When the mine finally closed in March 1945, Mr Marshall and other members of the Lanarkshire Yeomanry were moved to the jungle camp at Kukutsu. He would later comment that this camp was little better than Kinkaseki other than that they were now out in the open air. Starved and brutalised, the men were close to death when the war finally ended in August 1945.

Suzuki, one of the very worst of the Japanese guards approached Mr Marshall and pleaded with him to speak up for him and tell the Americans that he had been good to the POWs. In no uncertain terms, Mr Marshall told him where to go. Suzuki was later convicted at a War Crimes Tribunal of atrocities committed against the prisoners.

On his return to civvie life, Mr Marshall settled back into the quiet life. He married and with his wife and family set up home in Bellshill. A modest and unassuming man, he rarely spoke of the horrors he had witnessed and it was only after I had met him at the funeral of John McEwan, one of his mates from the camps, that his story became generally known. Asked how he managed to survive, he simply said, 'I just kept my head down and got on with it. If you felt sorry for yourself, you were finished'

He never forgot or forgave the cruelty and ill treatment meted out to him and the other prisoners. But equally, he never held it against a new generation of Japanese. Some years ago, while on holiday in Egypt, Mr Marshall found himself in the company of a young Japanese man who was initially taken aback by Mr Marshall knowledge of the Japanese language. Although many years had passed, Mr Marshall, like many of the POWs, had retained a smattering of the hated language that they had been forced to learn for their survival. However, soon they swapped to Italian, a language that Mr Marshall had taken up as a hobby and through this neutral medium, Mr Marshall told the young man of his experiences while a guest of the Emperor.
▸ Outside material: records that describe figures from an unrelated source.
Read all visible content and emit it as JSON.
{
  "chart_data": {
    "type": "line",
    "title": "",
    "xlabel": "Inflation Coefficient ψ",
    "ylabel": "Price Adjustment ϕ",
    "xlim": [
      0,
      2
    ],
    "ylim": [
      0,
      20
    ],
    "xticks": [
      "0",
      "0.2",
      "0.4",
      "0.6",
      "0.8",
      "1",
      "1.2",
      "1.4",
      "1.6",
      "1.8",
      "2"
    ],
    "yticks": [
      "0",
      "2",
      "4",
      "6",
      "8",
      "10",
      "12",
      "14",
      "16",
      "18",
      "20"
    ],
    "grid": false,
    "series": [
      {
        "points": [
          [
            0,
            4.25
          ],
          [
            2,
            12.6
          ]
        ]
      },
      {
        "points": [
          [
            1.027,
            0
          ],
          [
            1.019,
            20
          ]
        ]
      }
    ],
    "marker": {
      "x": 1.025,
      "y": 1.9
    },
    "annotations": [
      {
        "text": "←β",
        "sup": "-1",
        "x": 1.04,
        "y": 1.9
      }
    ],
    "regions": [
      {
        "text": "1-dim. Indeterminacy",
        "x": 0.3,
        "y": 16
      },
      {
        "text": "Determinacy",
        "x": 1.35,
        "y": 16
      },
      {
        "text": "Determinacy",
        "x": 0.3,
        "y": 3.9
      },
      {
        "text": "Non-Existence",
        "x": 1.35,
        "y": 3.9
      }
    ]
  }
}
Despite recurring malaria and other diseases brought on by his time as a POW, Mr Marshall was a keen bowler and member of Orbiston Bowling Club in Bellshill where he would entertain members and guests with his harmonica and wide musical repertoire.

He was employed for over 30 years as a tool maker with the sports equipment firm, Millards, at Carfin in Lanarkshire where he renewed his connection with guns in the manufacture of barrels for small bore weapons. On 'retirement', he moved to Tunnock's at Uddingston where he cotinued to work until compulsory retirement, in his words, at 74 years of age.

Anne, his beloved wife, died last year and her death knocked the stuffing out of this brave old man. Thinking of John and the other POWs, it is this that comes to mind: You might see an old, insignificant and frail man hobbling down the street with his stick but inside that old man is a spirit and a strength which enabled him to face a horrendous experience with courage and fortitude.